Minutes lingered. So far, so good—Theo recognized none of the names. But a group of miscreants these were not. According to a dossier above each of the participant’s portraits, most appeared to be reasonably well-adjusted members of society.
Their lives now belonged to the “Greater Good.”
“Part Seven confirmed: Loki. Horace Mann, age forty-six, American.”
Let the games begin.
And give me friends and foes,
for I harbor ill will to none.
(Song of Matheus 3:22)
The corner of Broadway and 23
smelled like it sounded—oily, chaotic and appetizing. James crossed 23
and headed toward a farmers market in Madison Square Park. Autumn—a recent arrival to Manhattan just like James—advertised itself by mottling the trees with golden and orange leaves. A passing clock read noon, and after hours of walking, James’ stomach cried.
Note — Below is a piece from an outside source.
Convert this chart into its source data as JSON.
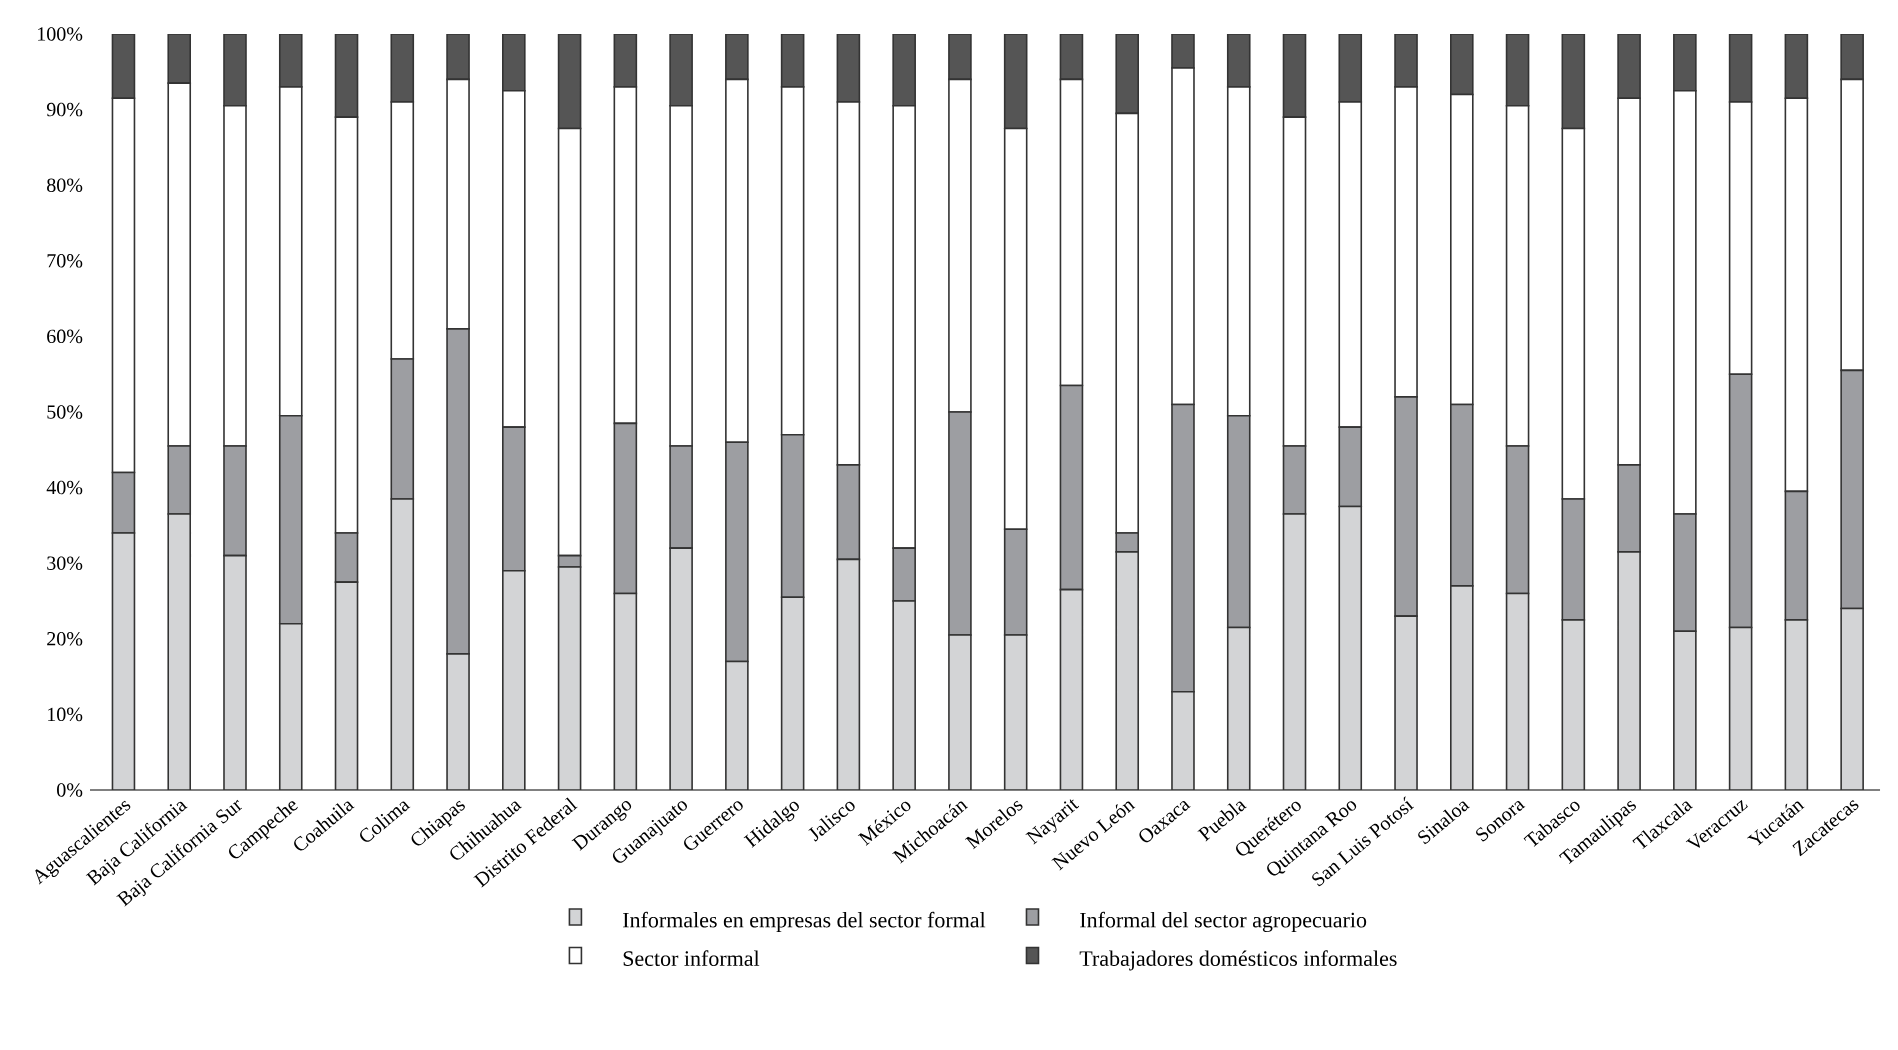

“No better a way to satisfy the ol’ grumbler than by downing some garden-fresh, organic food,”
James didn’t often think this way, but for whatever reason today was different: he was in a spry mood. After perusing tents chock-full of brightly colored foods and overly accommodating vendors, he decided on an array of roasted vegetables and a whole rotisserie chicken from Clean n’ Clucks—free-range raised and antibiotic free.
“That’ll be $19.25, thanks,” the vendor said.
James handed over the amount accompanied by a tepid smile. Market prices were damn-near extortion. The vendor gave him a recycled cardboard plate, biodegradable utensils, and a steamy, greasy chicken—the sight of that broiled bird should have drawn a crowd, by James’ estimation.